Recommended for reading in full — 

Jacqueline Alemany writes Distance from the Jan. 6 Capitol riots may ultimately prove to be a double-edged sword:

It can provide GOP leaders with some space to navigate tricky terrain, but it also gives Democrats more time to investigate.

“As the days go on, more and more evidence comes out about the president’s involvement in the incitement of this insurrection, the incitement of this riot, and also his dereliction of duty once it was going on,” House impeachment manager Rep. Joaquin Castro (D-Tex.) told NPR’s Lulu Garcia-Navarro.

“I think we’re going to get more and more evidence over the next few weeks, as if it’s not enough that he sent an angry mob down the Mall to invade the Capitol, didn’t try to stop it and a police officer was killed,” Sen. Amy Klobuchar (D-Minn.) said, pointing to the bombshell New York Times story about Trump’s desire to install an attorney general sympathetic to nullifying Biden’s legitimate election. “I don’t really know what else you need to know. The facts were there.”
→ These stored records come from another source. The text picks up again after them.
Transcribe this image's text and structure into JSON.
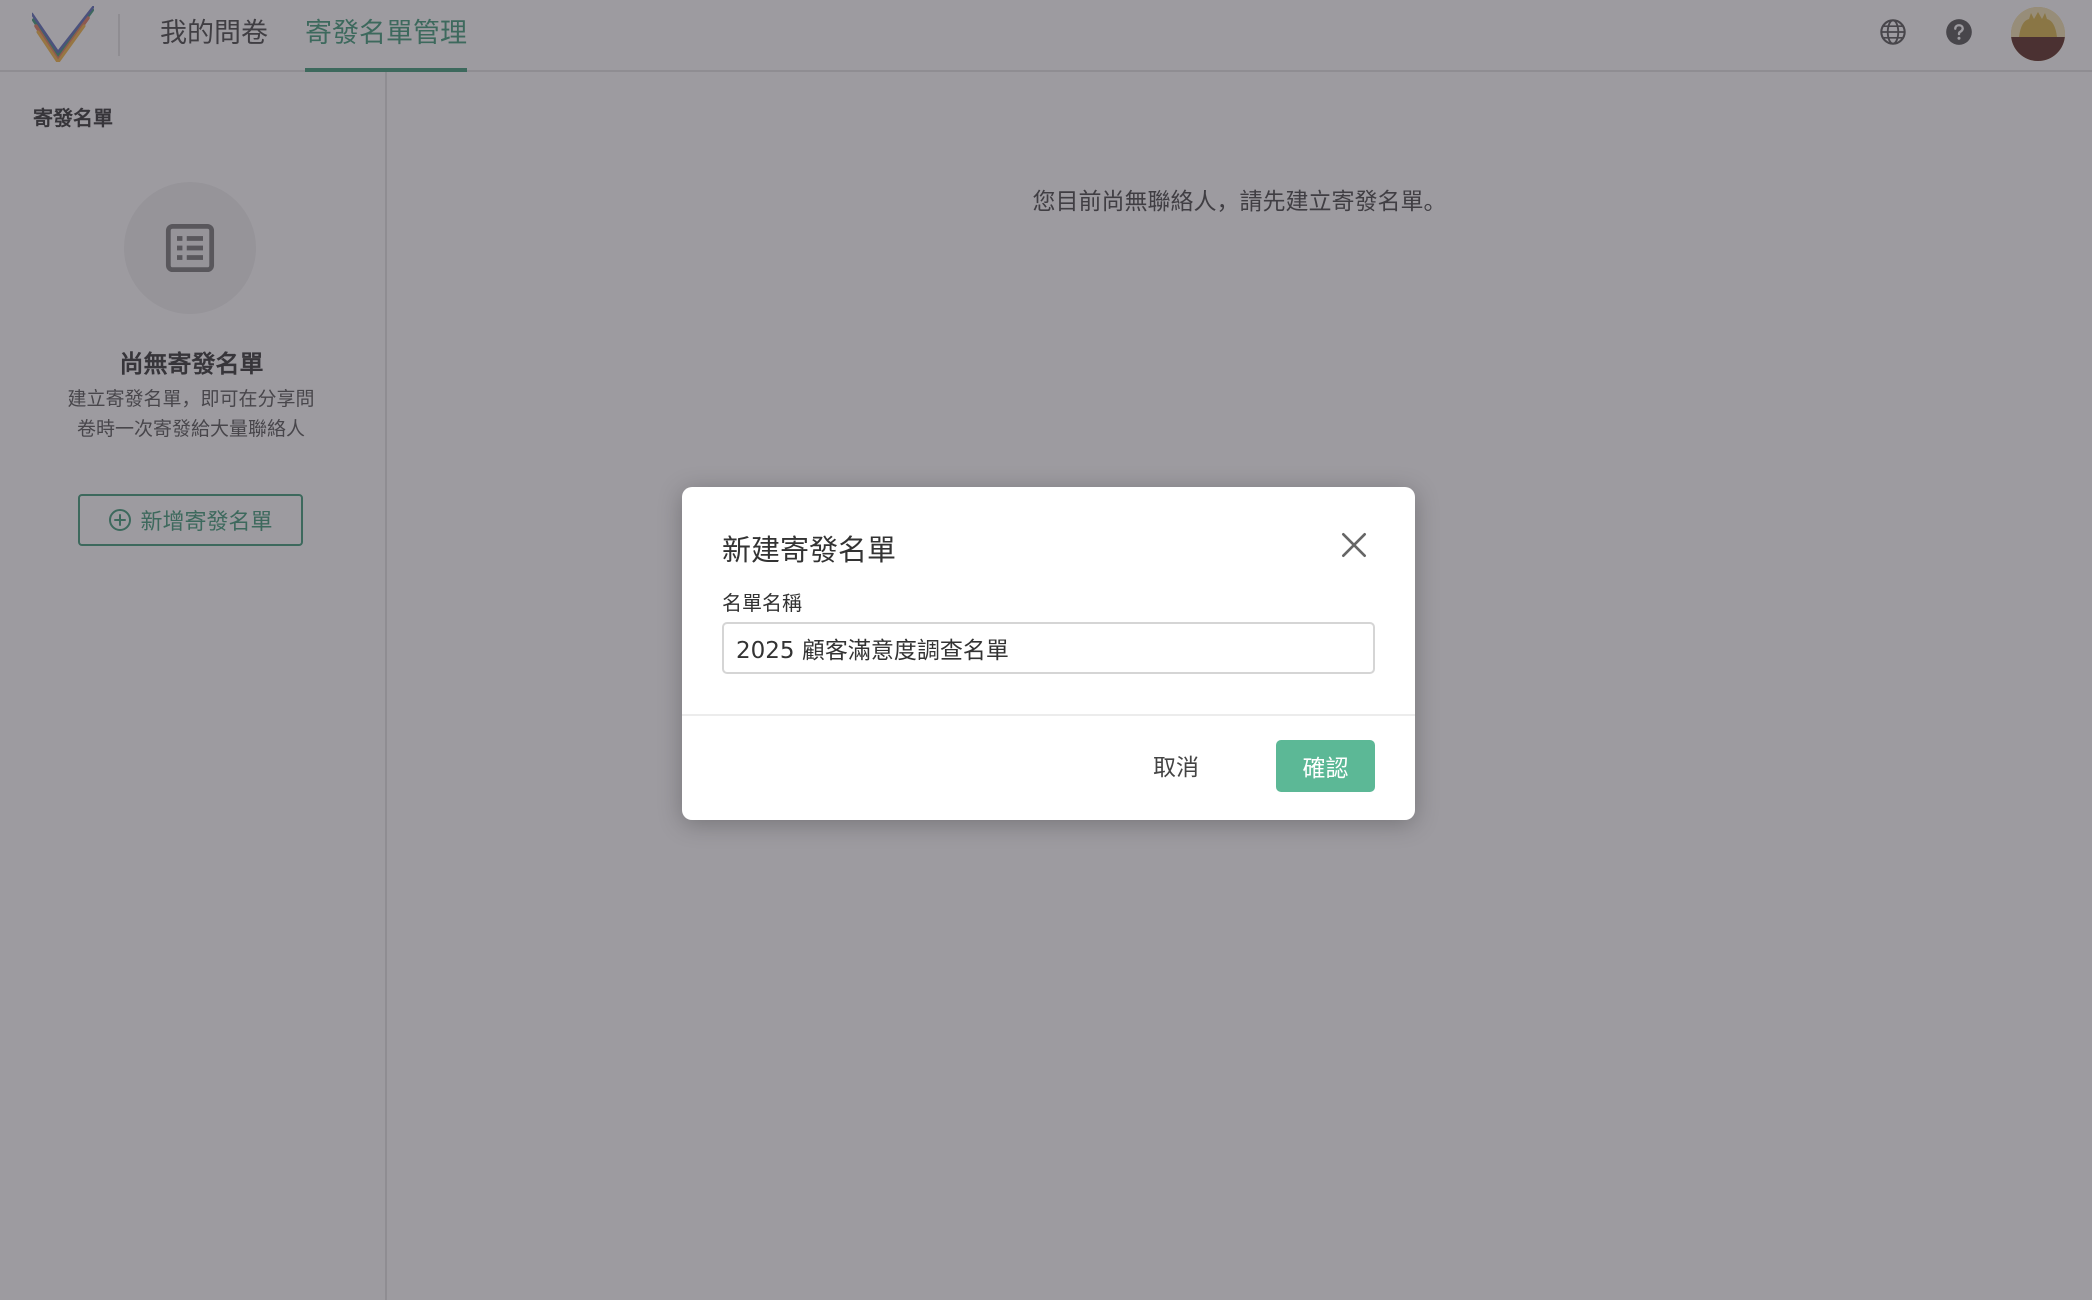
{
  "header": {
    "logo_icon": "checkmark-logo-icon",
    "tabs": [
      {
        "label": "我的問卷",
        "active": false
      },
      {
        "label": "寄發名單管理",
        "active": true
      }
    ],
    "icons": [
      "globe-icon",
      "help-icon"
    ],
    "accent_color": "#3f9a78"
  },
  "sidebar": {
    "title": "寄發名單",
    "empty_icon": "list-icon",
    "empty_title": "尚無寄發名單",
    "empty_desc_line1": "建立寄發名單，即可在分享問",
    "empty_desc_line2": "卷時一次寄發給大量聯絡人",
    "add_button_label": "新增寄發名單",
    "add_button_icon": "plus-circle-icon"
  },
  "main": {
    "empty_message": "您目前尚無聯絡人，請先建立寄發名單。"
  },
  "modal": {
    "title": "新建寄發名單",
    "close_icon": "close-icon",
    "field_label": "名單名稱",
    "field_value": "2025 顧客滿意度調查名單",
    "cancel_label": "取消",
    "confirm_label": "確認",
    "confirm_color": "#5cb896"
  }
}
 Glenn Kessler writes Trump made 30,573 false or misleading claims as president. Nearly half came in his final year:

For more than 10 years, The Fact Checker has assessed the accuracy of claims made by politicians in both parties, and that practice will continue. But Trump, with his unusually flagrant disregard for facts, posed a new challenge, as so many of his claims did not merit full-fledged fact checks. What started as a weekly feature — “What Trump got wrong on Twitter this week” — turned into a project for Trump’s first 100 days. Then, in response to reader requests, the Trump database was maintained for four years, despite the increasing burden of keeping it up.

The database became an untruth tracker for the ages, widely cited around the world as a measuring stick of Trump’s presidency — and as of noon Wednesday it was officially retired.

Whether such a tracker will be necessary for future presidents is unclear. Nonetheless, the impact of Trump’s rhetoric may reverberate for years.

“As a result of Trump’s constant lying through the presidential megaphone, more Americans are skeptical of genuine facts than ever before,” presidential historian Michael Beschloss said.